Опять же, похоже, что мыслитель надежды был благословлен предвидением в том, что касается сегодняшнего дня, а не просто его заявлением о невыносимой природе безнадежности, что справедливо для всех, и не только в эту эпоху. Это то, что он пишет о коррумпированной манере, с которой те, чья добровольная задача состоит в обмане, используют «коррумпированную надежду», которая отражается на нынешней практике.
Например, учитывая совершенно очевидное неодобрение действий президента Байдена по отношению к экономике США, выражающееся в постоянном падении рейтинги одобрения Среди американцев со стороны Белого дома, по меньшей мере, неискренне утверждать, что его «…экономический план работает– то, что явно было призвано «пробудить надежду» на ложных основаниях.
Более того, судя по сказанному выше, очевидно, что на то, какую надежду – отрицательную или положительную – испытывают по поводу существующей реальности, влияют самые разные факторы. Возможно, пример того, что оказывает такое влияние на надежду, а не на безнадежность, был бы поясняющим.

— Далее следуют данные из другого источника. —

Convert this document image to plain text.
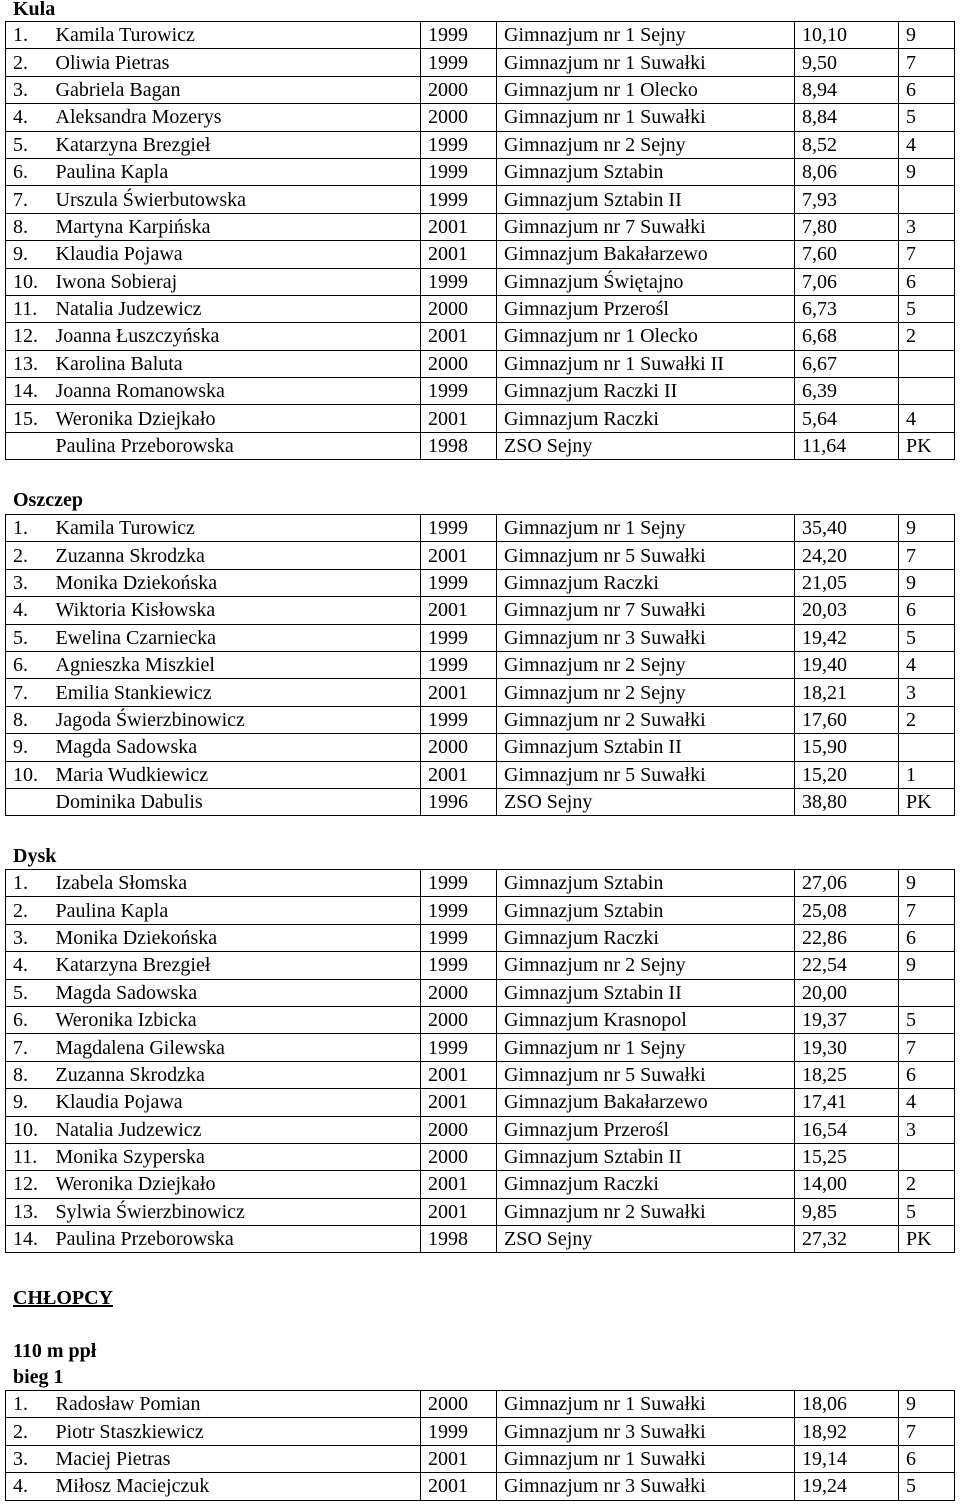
Kula
1.	Kamila Turowicz	1999	Gimnazjum nr 1 Sejny	10,10	9
2.	Oliwia Pietras	1999	Gimnazjum nr 1 Suwałki	9,50	7
3.	Gabriela Bagan	2000	Gimnazjum nr 1 Olecko	8,94	6
4.	Aleksandra Mozerys	2000	Gimnazjum nr 1 Suwałki	8,84	5
5.	Katarzyna Brezgieł	1999	Gimnazjum nr 2 Sejny	8,52	4
6.	Paulina Kapla	1999	Gimnazjum Sztabin	8,06	9
7.	Urszula Świerbutowska	1999	Gimnazjum Sztabin II	7,93	
8.	Martyna Karpińska	2001	Gimnazjum nr 7 Suwałki	7,80	3
9.	Klaudia Pojawa	2001	Gimnazjum Bakałarzewo	7,60	7
10.	Iwona Sobieraj	1999	Gimnazjum Świętajno	7,06	6
11.	Natalia Judzewicz	2000	Gimnazjum Przerośl	6,73	5
12.	Joanna Łuszczyńska	2001	Gimnazjum nr 1 Olecko	6,68	2
13.	Karolina Baluta	2000	Gimnazjum nr 1 Suwałki II	6,67	
14.	Joanna Romanowska	1999	Gimnazjum Raczki II	6,39	
15.	Weronika Dziejkało	2001	Gimnazjum Raczki	5,64	4
	Paulina Przeborowska	1998	ZSO Sejny	11,64	PK
Oszczep
1.	Kamila Turowicz	1999	Gimnazjum nr 1 Sejny	35,40	9
2.	Zuzanna Skrodzka	2001	Gimnazjum nr 5 Suwałki	24,20	7
3.	Monika Dziekońska	1999	Gimnazjum Raczki	21,05	9
4.	Wiktoria Kisłowska	2001	Gimnazjum nr 7 Suwałki	20,03	6
5.	Ewelina Czarniecka	1999	Gimnazjum nr 3 Suwałki	19,42	5
6.	Agnieszka Miszkiel	1999	Gimnazjum nr 2 Sejny	19,40	4
7.	Emilia Stankiewicz	2001	Gimnazjum nr 2 Sejny	18,21	3
8.	Jagoda Świerzbinowicz	1999	Gimnazjum nr 2 Suwałki	17,60	2
9.	Magda Sadowska	2000	Gimnazjum Sztabin II	15,90	
10.	Maria Wudkiewicz	2001	Gimnazjum nr 5 Suwałki	15,20	1
	Dominika Dabulis	1996	ZSO Sejny	38,80	PK
Dysk
1.	Izabela Słomska	1999	Gimnazjum Sztabin	27,06	9
2.	Paulina Kapla	1999	Gimnazjum Sztabin	25,08	7
3.	Monika Dziekońska	1999	Gimnazjum Raczki	22,86	6
4.	Katarzyna Brezgieł	1999	Gimnazjum nr 2 Sejny	22,54	9
5.	Magda Sadowska	2000	Gimnazjum Sztabin II	20,00	
6.	Weronika Izbicka	2000	Gimnazjum Krasnopol	19,37	5
7.	Magdalena Gilewska	1999	Gimnazjum nr 1 Sejny	19,30	7
8.	Zuzanna Skrodzka	2001	Gimnazjum nr 5 Suwałki	18,25	6
9.	Klaudia Pojawa	2001	Gimnazjum Bakałarzewo	17,41	4
10.	Natalia Judzewicz	2000	Gimnazjum Przerośl	16,54	3
11.	Monika Szyperska	2000	Gimnazjum Sztabin II	15,25	
12.	Weronika Dziejkało	2001	Gimnazjum Raczki	14,00	2
13.	Sylwia Świerzbinowicz	2001	Gimnazjum nr 2 Suwałki	9,85	5
14.	Paulina Przeborowska	1998	ZSO Sejny	27,32	PK
CHŁOPCY
110 m ppł
bieg 1
1.	Radosław Pomian	2000	Gimnazjum nr 1 Suwałki	18,06	9
2.	Piotr Staszkiewicz	1999	Gimnazjum nr 3 Suwałki	18,92	7
3.	Maciej Pietras	2001	Gimnazjum nr 1 Suwałki	19,14	6
4.	Miłosz Maciejczuk	2001	Gimnazjum nr 3 Suwałki	19,24	5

Что даст больше надежды – устойчивый образ совершенно предсказуемого будущего или же образ неопределенного будущего, обещающий создание лучшего будущего, чем то, что лежит позади нас? Обратимся к кино.
Джеймс Кэмерон, один из величайших режиссеров нынешнего поколения и мастер научной фантастики, дал нам кинематографическую парадигму для обеих этих противоположных возможностей надежды в отношении будущего. В его фильмах о Терминаторе – особенно Терминатор 2: Судный день – он играет с временными парадоксами, чтобы донести идею о том, что кто-то может вернуться из будущего – будущего, которое парадоксальным образом впервые стало возможным благодаря тому, что произошло в прошлом – чтобы предотвратить наступление этого будущего.
Технологии играют центральную роль в этих фильмах, и, как и во всей настоящей научной фантастике, их способность создавать и уничтожить выделены. (См. главу 9 моей книги, Проекции: философские темы в кино, для постоянного обсуждения терминатор 1 и 2 по отношению ко времени.) Я считаю, что это произведения кинематографического гения, которым удалось объединить антиутопические и утопические образы – какими бы невероятными это ни казалось – в кинематографических произведениях.
Имейте в виду, что «антиутопия» — это неблагополучное, негостеприимное «место», а «утопия» — от мыслителя эпохи Возрождения. Томас Мор одноименное произведение – это воображаемое «не-место», место, которого не существует или которое иногда может быть представлено, например, в размышлениях Блоха и его друга, философа Теодора Адорно, как современное общество (как в США после Второй мировой войны), где люди верят, что у них есть все, что им нужно для счастливой жизни (за исключением того, что эта вера приводит к проблемам, которые сводят на нет их утопические убеждения).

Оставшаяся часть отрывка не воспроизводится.